She hugged the blue robe tighter around her. "I'm Zelma," she said. "And Grandma's Zeldy. But her last name's Morris."

I reached into my coat pocket and took out the letter.

Grandma Zeldy said, "That's mine."

I showed her the signature, "Zeldy Beware."

She said, "Just signed my first name. Zeldy. That last isn't my name. It's beware. Like look out! On guard!"

I looked at the young girl. She smiled. This was lots of fun. She said, "What's this letter you're talking about?"

I handed it to her, and explained why I was here.

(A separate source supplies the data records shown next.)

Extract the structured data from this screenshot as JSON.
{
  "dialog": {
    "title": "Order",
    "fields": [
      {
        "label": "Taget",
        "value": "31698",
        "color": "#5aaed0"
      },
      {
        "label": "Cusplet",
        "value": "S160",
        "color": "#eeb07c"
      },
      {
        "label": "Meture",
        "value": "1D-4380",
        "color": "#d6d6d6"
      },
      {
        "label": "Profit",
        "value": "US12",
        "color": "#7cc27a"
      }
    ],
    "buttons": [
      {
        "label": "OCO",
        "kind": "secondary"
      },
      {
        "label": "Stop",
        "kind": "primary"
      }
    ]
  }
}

She nodded. "The committee investigating lobbying and like that?"

"Uh-huh."

"I read about it. Grandma did, too. We wondered why you'd be investigating lobbies. At first we thought it was theater lobbies and hotel lobbies and like that."

"No, ma'am." I smiled at her. "You're a little off there."

She laughed and went on to say that she knew what it was all about now. She and Grandma. Ordinarily I'd have tried a little harder to get down to the crucial facts faster, but Zelma had those big green eyes and red hair and that thin blue robe. And she had stopped blushing.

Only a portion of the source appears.